Le but du projet est d’approfondir la connaissance des mécanismes par lesquels une stimulation sensorielle peut déclencher une crise épileptique. Ce phénomène est bien connu dans les épilepsies humaines, avec notamment le principe de photosensibilité (déclenchement d’une crise après stimulation lumineuse intermittente), qui reste mal compris, notamment en ce qui concerne le site cérébral, où se réalise ce processus et où est générée la décharge épileptique. Les dynamiques d’activation lors d’une crise déclenchée par un son sont également mal élucidées. Ce projet permettra d’étudier comment une perception sensorielle conduit à la génération d’une activité neuronale pathologique. Une meilleure connaissance de ces mécanismes aidera à identifier des structures anatomiques à cibler dans le cadre de protocoles de neurostimulation, actuellement en plein essor dans la prise en charge des patients souffrant d’épilepsie. Enfin, ces résultats pourraient aider à comprendre au sens plus large d’autres mécanismes d’intégration sensorielle neurologique pathologiques, observés par exemple dans la migraine, les acouphènes, ou encore l’hyperacousie.
Quels sont les bénéfices susceptibles de découler de ce projet?
Les bénéfices attendus dans le domaine médical et clinique sont une meilleure connaissance des épilepsies dites « réflexes » (déclenchées par une stimulation sensorielle), incluant des phénomènes tels que celui de photosensibilité, bien connu dans les épilepsies humaines (déclenchement d’une crise après stimulation lumineuse intermittente). L’ensemble de ces épilepsies avec composante réflexe représente environ 5% des épilepsies (soit environ 30 à 50.000 patients en France) bien que ce chiffre soit probablement sous-estimé par défaut d’évaluation systématique. Les déterminants physiopathologiques des épilepsies réflexes sont encore mal connus, en particulier en ce qui concerne le site anatomique d’où sont générées ces crises, et les dynamiques d’activation et de propagation neuronale. Une meilleure connaissance de ces mécanismes aidera à identifier, à long terme, des structures anatomiques à cibler dans le cadre de protocoles de neurostimulation (invasive ou non invasive), actuellement en plein essor dans la prise en charge des patients souffrant d’épilepsie. Ceci impliquera au préalable une phase de translation de ces résultats aux patients, par exemple via l’imagerie fonctionnelle ou d’autres études invasive ou non-invasive. Enfin, ces résultats pourraient aider à comprendre au sens plus large d’autres mécanismes d’intégration sensorielle neurologique pathologiques, observés par exemple dans la migraine, les acouphènes, ou encore l’hyperacousie.
Nuisances prévues
À quelles procédures les animaux seront-ils soumis en règle générale?
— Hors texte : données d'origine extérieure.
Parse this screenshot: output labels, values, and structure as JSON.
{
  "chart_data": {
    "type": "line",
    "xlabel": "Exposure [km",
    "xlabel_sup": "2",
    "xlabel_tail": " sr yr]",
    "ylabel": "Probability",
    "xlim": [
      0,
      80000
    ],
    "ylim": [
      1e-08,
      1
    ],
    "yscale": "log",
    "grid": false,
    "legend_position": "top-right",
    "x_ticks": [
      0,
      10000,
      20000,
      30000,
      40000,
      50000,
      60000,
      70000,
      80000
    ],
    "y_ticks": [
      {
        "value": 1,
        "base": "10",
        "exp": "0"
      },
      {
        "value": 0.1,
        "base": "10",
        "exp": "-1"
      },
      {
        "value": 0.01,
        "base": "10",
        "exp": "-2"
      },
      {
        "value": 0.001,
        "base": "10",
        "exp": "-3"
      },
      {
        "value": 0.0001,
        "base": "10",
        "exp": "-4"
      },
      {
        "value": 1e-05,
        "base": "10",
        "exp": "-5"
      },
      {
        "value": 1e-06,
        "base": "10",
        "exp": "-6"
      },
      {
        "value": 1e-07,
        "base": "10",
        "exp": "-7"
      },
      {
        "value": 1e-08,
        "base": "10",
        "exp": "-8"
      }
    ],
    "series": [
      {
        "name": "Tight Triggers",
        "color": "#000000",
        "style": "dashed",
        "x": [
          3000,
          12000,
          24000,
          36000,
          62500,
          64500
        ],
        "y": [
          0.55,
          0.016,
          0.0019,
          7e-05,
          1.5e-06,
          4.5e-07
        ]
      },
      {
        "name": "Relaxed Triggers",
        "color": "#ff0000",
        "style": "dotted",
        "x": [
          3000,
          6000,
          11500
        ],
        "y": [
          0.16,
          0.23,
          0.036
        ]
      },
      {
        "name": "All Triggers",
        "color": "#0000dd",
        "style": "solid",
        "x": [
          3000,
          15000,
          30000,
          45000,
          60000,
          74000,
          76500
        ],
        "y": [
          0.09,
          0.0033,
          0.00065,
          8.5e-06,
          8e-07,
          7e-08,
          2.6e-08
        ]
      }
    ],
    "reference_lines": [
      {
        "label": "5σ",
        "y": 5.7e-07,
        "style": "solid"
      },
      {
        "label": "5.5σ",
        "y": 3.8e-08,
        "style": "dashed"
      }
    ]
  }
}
Les souris seront soumises à: – une exposition sonore à l’âge de 18 jours, pour une durée maximale de 60 secondes (un jour) – une exposition sonore à l’âge de 23 jours, quotidienne pendant 7 jours, pour une durée maximale de 60 secondes. Ces expositions sonores déclenchent une crise convulsive immédiatement après l’exposition. – une procédure chirurgicale sous anesthésie et analgésie à l’âge de 1, 3 et 56 jours. La durée de la chirurgie est de 2 à 3 heures. – pour certains 10 expositions sonores déclenchant des crises convulsives. Chaque animal subira un maximum de 3 crises par jour. -pour certains animaux des sessions d’1 à 2 heures d’imagerie en contention, quotidiennes sauf le weekend sur 31 jours, après une phase d’entraînement à la contention de 7-15 jours. Les nuisances attendues sur les souris sont essentiellement liées au stress généré par les expositions sonores et les crises épileptiques, ainsi qu’aux lésions réalisées lors des gestes chirurgicaux et aux douleurs que celles-ci peuvent entraîner.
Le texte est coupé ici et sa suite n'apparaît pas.